Right now in standard, the metagame is still trying to figure itself out. While Bant Control, Jund Zombies and Rakdos Aggro seem to be the main contenders, with White Green Junk or Tokens coming in not far behind. There’s plenty of midrange in the mix, and the Geist of Saint Traft still casts a long shadow. It’s a tough scene, I’ll be the first to admit. My original plan was to use Champion of Lambolt and human tokens to scoot to early victories…but the lack of hexproof or shroud-granting enchantments meant that the Champion simply ended up being a bullet magnet for everything from Selesnya Charm to Pillar of Flame.With the lack of protection for the main card in my deck, I had to go back to the drawing board.
The crux of the problem seemed to be ease of access to effective removal…and lots of it. I banged around a bit, trying to do it better and reinvent the wheel before I had a startling revelation. I wouldn’t be able to do that- current deck builds are optimized already, with tiny tweaks to suit the owner’s personality. What I had to do was make those decks work for me, or at least reduce the harm they could do. I also needed to do it on the cheap, because I didn’t have a ton of money left after all the drinking and swearing involved in butting my head up against conventional wisdom. I looked at what I had lying around, which was largely good uncommons from buying boxes, a Tamiyo, and a few steam vents. I ended up doing quite a bit of trading, but ended up happy after seeing a certain junk rare. Izzet it is!
Chris Matyskiel’s ‘Izzet Suckerpunch’ Decklist
The deck is basically built on a foundation of fast, expendable creatures. Yes, I will be outpaced by devoted beatdown decks in creature volume- but I also have lots of removal, including seven potential board-brooms. Pillars will deal with most major early threats, and Cyclonic Rifts can be good improvised removal, LolTroll’s worst nightmare, or a good-sized board-broom. A common question is ‘why do you run the Electromancers‘? They reduce mana costs on everything from the Mortars to the Rewinds,and they’re something for the other guy to wonder about. Robust enough to require more than a one-damage poke, they can even be used to harass or block. They even sync well with Syncopate and Dissipate, hurting graveyard manipulation and Snapcasters. Likewise, the Keyrunes are there as Terminus-proof creatures that give me a little bit of draw.
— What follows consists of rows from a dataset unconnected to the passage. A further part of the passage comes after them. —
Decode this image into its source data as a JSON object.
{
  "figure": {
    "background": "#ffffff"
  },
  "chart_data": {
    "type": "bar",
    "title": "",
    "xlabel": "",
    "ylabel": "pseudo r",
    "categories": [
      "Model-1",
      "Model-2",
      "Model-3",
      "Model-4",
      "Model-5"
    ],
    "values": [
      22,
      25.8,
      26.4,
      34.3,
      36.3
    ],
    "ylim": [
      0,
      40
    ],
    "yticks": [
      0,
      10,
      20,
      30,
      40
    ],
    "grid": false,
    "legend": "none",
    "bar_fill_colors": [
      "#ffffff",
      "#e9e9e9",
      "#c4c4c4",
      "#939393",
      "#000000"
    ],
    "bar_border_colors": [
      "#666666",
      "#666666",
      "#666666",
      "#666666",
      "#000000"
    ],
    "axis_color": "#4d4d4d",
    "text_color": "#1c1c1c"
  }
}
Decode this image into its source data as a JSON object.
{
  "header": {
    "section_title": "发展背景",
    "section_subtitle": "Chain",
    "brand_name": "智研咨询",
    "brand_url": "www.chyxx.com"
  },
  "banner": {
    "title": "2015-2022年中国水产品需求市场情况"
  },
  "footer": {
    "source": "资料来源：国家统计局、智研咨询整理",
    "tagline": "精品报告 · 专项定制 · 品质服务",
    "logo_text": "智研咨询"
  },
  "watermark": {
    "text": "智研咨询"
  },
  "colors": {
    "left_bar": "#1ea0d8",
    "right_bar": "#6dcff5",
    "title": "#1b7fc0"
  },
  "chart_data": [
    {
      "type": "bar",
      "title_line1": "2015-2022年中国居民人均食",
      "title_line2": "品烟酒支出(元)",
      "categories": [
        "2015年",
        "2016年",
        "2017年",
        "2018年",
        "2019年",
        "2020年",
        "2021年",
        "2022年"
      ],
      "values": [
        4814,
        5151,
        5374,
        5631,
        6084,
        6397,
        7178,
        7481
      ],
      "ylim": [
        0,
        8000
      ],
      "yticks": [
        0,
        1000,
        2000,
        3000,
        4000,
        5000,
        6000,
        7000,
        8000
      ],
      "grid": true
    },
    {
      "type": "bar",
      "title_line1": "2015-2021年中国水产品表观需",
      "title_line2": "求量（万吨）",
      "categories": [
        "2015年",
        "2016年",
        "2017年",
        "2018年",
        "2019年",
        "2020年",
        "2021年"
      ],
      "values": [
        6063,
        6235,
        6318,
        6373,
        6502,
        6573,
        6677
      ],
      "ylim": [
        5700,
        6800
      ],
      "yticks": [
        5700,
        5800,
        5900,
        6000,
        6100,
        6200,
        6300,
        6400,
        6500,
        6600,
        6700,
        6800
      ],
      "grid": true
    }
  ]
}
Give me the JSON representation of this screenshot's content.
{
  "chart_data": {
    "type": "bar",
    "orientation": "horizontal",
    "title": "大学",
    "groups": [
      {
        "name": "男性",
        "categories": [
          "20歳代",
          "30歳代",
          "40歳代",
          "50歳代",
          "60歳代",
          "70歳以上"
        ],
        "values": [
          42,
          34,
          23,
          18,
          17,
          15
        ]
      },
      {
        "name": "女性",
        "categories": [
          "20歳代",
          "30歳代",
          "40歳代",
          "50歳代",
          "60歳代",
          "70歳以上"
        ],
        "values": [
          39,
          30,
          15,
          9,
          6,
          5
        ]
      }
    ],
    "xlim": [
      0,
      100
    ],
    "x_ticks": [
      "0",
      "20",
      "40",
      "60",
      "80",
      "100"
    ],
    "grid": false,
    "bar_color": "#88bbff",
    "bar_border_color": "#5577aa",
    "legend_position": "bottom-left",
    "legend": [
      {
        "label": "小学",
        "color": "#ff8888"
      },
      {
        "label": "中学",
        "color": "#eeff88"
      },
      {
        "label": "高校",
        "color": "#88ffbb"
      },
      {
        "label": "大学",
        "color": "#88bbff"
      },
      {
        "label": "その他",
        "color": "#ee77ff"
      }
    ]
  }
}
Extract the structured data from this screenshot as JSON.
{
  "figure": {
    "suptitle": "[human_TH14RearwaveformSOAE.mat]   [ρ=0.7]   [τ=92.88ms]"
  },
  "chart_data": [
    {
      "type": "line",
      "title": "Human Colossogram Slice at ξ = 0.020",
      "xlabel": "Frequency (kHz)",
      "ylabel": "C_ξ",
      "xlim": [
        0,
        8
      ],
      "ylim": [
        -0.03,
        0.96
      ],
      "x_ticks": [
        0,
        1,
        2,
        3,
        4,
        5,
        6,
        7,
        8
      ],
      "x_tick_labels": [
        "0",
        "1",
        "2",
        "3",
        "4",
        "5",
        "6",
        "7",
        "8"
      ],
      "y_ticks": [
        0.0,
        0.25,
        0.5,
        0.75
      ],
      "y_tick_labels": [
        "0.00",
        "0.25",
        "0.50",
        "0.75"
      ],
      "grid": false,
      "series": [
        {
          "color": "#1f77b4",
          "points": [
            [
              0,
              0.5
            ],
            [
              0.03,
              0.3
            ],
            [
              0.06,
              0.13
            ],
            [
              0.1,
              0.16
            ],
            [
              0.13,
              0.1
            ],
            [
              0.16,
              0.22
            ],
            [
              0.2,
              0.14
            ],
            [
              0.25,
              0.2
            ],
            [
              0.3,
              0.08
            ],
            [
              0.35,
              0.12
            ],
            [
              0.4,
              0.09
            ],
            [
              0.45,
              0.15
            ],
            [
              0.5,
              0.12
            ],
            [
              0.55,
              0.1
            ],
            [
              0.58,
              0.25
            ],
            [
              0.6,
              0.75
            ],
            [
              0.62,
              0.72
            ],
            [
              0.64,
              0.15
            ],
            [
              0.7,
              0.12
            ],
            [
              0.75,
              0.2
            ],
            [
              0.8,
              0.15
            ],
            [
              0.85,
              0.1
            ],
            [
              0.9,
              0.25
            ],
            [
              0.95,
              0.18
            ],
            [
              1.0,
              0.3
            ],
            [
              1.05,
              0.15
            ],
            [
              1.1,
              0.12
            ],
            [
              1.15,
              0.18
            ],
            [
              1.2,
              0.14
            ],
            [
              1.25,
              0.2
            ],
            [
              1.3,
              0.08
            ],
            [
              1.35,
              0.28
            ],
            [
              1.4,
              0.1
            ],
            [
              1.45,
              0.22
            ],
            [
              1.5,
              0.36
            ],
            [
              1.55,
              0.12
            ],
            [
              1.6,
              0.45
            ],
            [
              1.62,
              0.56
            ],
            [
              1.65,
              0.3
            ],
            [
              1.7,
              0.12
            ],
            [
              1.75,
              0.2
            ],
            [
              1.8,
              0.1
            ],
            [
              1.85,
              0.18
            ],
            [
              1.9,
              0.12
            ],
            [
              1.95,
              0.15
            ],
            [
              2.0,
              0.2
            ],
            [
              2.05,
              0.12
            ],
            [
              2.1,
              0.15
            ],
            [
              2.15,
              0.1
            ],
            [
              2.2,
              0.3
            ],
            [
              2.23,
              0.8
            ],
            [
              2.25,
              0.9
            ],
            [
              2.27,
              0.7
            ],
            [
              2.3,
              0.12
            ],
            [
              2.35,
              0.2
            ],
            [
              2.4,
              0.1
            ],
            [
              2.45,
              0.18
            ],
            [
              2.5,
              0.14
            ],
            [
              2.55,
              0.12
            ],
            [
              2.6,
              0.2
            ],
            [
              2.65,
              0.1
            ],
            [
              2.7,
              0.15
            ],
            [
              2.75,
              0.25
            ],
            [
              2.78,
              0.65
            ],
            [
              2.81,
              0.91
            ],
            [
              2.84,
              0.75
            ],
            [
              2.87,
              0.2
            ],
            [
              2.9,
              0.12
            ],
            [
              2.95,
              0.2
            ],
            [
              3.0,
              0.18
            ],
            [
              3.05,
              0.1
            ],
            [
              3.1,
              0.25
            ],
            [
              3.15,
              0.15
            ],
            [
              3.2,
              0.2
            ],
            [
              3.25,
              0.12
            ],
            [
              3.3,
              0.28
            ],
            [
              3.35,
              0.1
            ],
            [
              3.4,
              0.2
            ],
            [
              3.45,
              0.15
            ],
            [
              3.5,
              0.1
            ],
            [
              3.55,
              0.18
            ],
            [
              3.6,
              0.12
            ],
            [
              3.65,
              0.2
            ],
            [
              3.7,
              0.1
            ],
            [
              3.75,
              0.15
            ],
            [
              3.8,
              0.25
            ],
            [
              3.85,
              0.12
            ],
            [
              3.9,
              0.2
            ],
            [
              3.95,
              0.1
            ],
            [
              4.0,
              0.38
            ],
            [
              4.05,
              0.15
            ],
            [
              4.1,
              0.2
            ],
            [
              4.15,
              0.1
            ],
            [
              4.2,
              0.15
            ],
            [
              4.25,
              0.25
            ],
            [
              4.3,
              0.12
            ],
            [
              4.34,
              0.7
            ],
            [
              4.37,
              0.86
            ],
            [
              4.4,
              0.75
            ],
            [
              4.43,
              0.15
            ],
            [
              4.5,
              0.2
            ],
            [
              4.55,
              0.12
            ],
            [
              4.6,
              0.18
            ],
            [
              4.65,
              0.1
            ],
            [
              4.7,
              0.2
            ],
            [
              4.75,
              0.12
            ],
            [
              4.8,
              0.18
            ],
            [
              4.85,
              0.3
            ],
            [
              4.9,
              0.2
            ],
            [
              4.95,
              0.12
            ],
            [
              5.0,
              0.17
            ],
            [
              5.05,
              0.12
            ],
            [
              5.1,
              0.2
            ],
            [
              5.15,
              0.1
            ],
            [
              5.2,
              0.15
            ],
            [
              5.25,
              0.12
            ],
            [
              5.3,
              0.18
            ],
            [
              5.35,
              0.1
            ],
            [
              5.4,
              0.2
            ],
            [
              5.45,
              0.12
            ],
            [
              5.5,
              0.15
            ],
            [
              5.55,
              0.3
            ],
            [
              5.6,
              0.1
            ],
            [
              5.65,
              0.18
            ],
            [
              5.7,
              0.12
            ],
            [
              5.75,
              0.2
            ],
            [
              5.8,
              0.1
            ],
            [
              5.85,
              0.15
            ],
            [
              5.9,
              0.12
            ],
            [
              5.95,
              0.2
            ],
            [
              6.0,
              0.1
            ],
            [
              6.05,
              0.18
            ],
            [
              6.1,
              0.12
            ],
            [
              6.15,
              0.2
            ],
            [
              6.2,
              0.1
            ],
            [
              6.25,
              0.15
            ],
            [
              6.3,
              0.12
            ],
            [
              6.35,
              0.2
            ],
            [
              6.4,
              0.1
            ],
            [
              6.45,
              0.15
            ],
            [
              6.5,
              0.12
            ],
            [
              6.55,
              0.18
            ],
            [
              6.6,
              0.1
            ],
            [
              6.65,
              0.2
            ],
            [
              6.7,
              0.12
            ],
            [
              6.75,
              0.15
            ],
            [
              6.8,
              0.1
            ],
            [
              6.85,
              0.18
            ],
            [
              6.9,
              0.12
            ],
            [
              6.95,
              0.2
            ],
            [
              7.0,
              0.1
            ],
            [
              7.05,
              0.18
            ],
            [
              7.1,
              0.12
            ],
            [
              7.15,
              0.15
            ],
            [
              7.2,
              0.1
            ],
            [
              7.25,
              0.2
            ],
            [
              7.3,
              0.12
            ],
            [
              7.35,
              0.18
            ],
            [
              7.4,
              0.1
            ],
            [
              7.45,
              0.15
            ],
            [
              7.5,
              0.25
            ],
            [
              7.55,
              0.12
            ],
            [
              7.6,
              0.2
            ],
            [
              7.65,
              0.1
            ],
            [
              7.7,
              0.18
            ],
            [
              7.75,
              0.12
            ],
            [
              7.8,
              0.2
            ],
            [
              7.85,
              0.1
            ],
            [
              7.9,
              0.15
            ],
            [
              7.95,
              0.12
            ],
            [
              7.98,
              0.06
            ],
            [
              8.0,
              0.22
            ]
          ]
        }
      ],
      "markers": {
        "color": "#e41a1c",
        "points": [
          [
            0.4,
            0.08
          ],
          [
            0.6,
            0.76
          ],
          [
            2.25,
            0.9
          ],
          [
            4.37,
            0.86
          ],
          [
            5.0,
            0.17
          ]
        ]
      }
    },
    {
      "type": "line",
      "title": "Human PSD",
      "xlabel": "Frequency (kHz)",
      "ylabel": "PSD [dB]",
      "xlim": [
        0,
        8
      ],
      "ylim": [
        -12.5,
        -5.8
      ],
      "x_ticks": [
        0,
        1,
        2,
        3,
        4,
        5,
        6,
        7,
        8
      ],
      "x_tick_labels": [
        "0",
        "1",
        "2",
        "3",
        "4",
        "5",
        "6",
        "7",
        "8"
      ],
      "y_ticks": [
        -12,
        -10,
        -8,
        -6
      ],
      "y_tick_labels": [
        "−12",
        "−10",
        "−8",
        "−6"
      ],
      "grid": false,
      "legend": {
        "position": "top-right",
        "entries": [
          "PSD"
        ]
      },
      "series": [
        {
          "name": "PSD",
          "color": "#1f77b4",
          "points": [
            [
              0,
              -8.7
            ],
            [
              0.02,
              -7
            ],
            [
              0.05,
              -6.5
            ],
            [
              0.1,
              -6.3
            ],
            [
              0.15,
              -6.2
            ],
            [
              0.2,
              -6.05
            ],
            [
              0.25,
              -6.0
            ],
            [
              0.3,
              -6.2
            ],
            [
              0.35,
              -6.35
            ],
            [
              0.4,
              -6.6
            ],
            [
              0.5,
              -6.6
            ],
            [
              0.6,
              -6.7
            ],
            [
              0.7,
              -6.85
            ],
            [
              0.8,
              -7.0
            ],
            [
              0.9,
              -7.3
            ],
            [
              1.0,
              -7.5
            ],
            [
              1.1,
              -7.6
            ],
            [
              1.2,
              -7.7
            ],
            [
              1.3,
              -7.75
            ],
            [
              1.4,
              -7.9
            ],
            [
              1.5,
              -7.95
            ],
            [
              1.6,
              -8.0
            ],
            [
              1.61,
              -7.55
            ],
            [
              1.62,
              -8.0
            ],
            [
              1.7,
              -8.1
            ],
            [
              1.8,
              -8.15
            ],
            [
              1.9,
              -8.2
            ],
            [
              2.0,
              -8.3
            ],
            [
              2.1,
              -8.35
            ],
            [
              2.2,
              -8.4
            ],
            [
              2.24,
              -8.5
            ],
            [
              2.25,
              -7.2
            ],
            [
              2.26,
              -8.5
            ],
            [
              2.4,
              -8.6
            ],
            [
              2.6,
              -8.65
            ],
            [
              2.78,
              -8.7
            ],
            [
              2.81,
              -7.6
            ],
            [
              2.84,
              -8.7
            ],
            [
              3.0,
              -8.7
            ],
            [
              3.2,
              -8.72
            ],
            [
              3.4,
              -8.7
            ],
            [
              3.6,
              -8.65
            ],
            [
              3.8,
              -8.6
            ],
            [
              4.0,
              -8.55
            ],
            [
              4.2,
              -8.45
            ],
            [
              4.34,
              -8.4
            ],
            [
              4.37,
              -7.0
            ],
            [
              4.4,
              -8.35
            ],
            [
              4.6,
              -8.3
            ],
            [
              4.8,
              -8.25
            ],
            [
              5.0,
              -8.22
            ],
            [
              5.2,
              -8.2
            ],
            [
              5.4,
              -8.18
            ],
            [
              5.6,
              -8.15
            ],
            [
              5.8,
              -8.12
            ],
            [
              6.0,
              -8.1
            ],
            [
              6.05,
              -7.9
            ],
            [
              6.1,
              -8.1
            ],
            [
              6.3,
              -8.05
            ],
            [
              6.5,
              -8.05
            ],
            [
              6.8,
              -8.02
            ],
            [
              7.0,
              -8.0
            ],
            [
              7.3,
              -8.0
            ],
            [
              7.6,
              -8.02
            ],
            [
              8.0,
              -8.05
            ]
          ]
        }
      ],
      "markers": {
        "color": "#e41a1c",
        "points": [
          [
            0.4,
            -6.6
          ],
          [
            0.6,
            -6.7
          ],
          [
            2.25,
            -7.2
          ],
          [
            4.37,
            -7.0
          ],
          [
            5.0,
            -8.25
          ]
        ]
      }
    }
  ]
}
The entire deck is more of a multitool than a scalpel- it’ll perform well against almost every deck. The star of the show is kind of surprising, however- Redirect. Once one ends up in my hand, there’s always two blue mana left open for it. Detention Sphere, you say? Strange how it ended up on your Jace, isn’t it? Rancor on your Loxodon Smiter? I think not- doesn’t my Ash Zealot look so much better with it? Bonfire of the Damned? You’d better believe you just wiped your own board. Redirect is incredibly versatile, and can even be used as an improvised counterspell. For instance, an attempt to counter a Cyclonic Rift a few weeks ago resulted in me changing the target of the counter to the Redirect, letting my Rift go through. It’s a tricky, vicious card that usually punches above its weight for the simple fact that no one sees it coming, and almost every deck seeing play has removal or auras in it. The best part is that it’s currently valued at one whole dollar in most places.
Finally, the last big comment I get is ‘Why is the deck so counter-heavy in a format with Cavern of Souls and other cards that shut it down?‘ Well, the obvious reply to that is that there’s only so much coverage to go around. It can be used to counter spells and planeswalkers, especially the counterspells that may be coming from his side of the table. Taking away spells to use with the Snapcaster is important, just like dealing with undying creatures. I’m still working on the sideboard for this deck, but it seems to be working out pretty well so far.